Senator Shaheen pressed Haley for a commitment not to equate support for family planning with abortion, just as she did in last week’s confirmation hearing for Secretary of State nominee Rex Tillerson. This was in reference to the Mexico City Policy, which restricts family planning funding from foreign groups that promote or provide abortions, and which pro-life groups are urging President-elect Trump to reinstate.
The assertion that abortion is not considered to be a method of family planning is consistent with international agreements, such as the 1994 International Conference on Population and Development. But since most of the largest foreign family planning organizations also promote abortion, the policy would make them ineligible for federal funds unless they ceased to do so.
Senator Shaheen asked Haley to continue to support the work of the United Nations Population Fund (UNFPA), repeating that their family planning work was “a very different issue” from abortion.
Governor Haley expressed support for women having knowledge of and access to family planning methods while reiterating her pro-life principles. Neither she nor the Senators mentioned the Mexico City Policy directly.
Although Haley agreed with Shaheen and Booker that women in developing countries should not be denied knowledge of family planning or access to methods, the fact that both knowledge of and access to family planning are at near-universal levels already was not mentioned.
Senator Booker also raised questions about Haley’s support for lesbian, gay, bisexual, and transgender (LGBT) rights, recalling how the Obama administration and outgoing UN Ambassador Samantha Power had specifically championed that cause. Haley responded that she opposed “discrimination of any kind,” both at home and abroad, but did not specifically refer to LGBT persons or LGBT identity as a human rights category.
Many lawmakers spoke of the need for UN reform to return the organization to its original purposes as established in the aftermath of World War II. Haley cited her reforms as governor of South Carolina and promised to confront corruption and waste, while insisting that she did not favor a “slash and burn” approach through indiscriminate funding cuts.
As the UN’s largest donor government, the U.S. has great influence on its operations, but the issue of the UN’s influence at home was also raised in the hearing.

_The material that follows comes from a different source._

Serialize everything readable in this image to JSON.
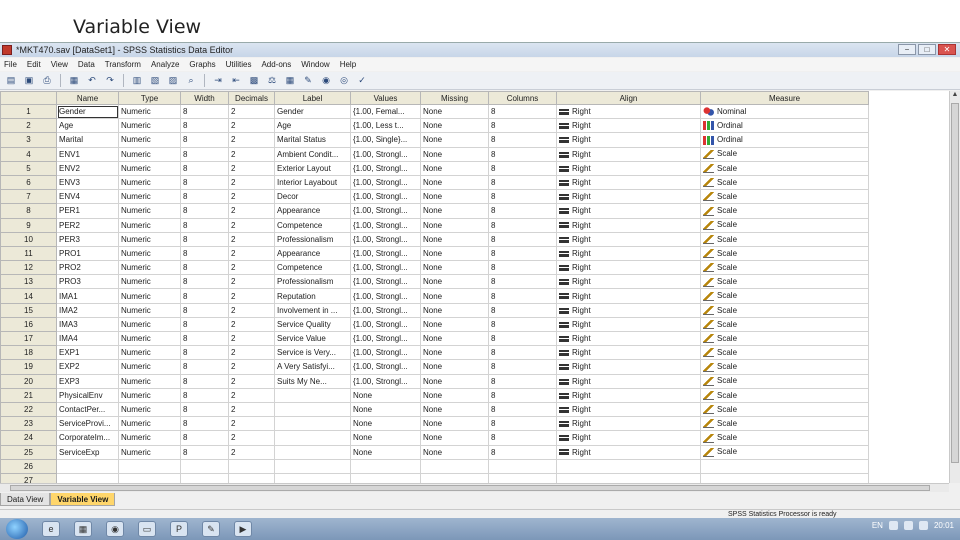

Several lawmakers urged Haley to commit to ensuring that all UN decisions be approved by Congress, specifically, the Senate, before being incorporated into U.S. policy.
While President-elect Trump’s new policies have yet to be announced, many in the pro-life community regard Governor Haley’s nomination as a good sign. Susan Yoshihara, C-Fam’s senior vice president for research, told McClatchy news, “Nikki Haley has a solid pro-life background, and we are hopeful.”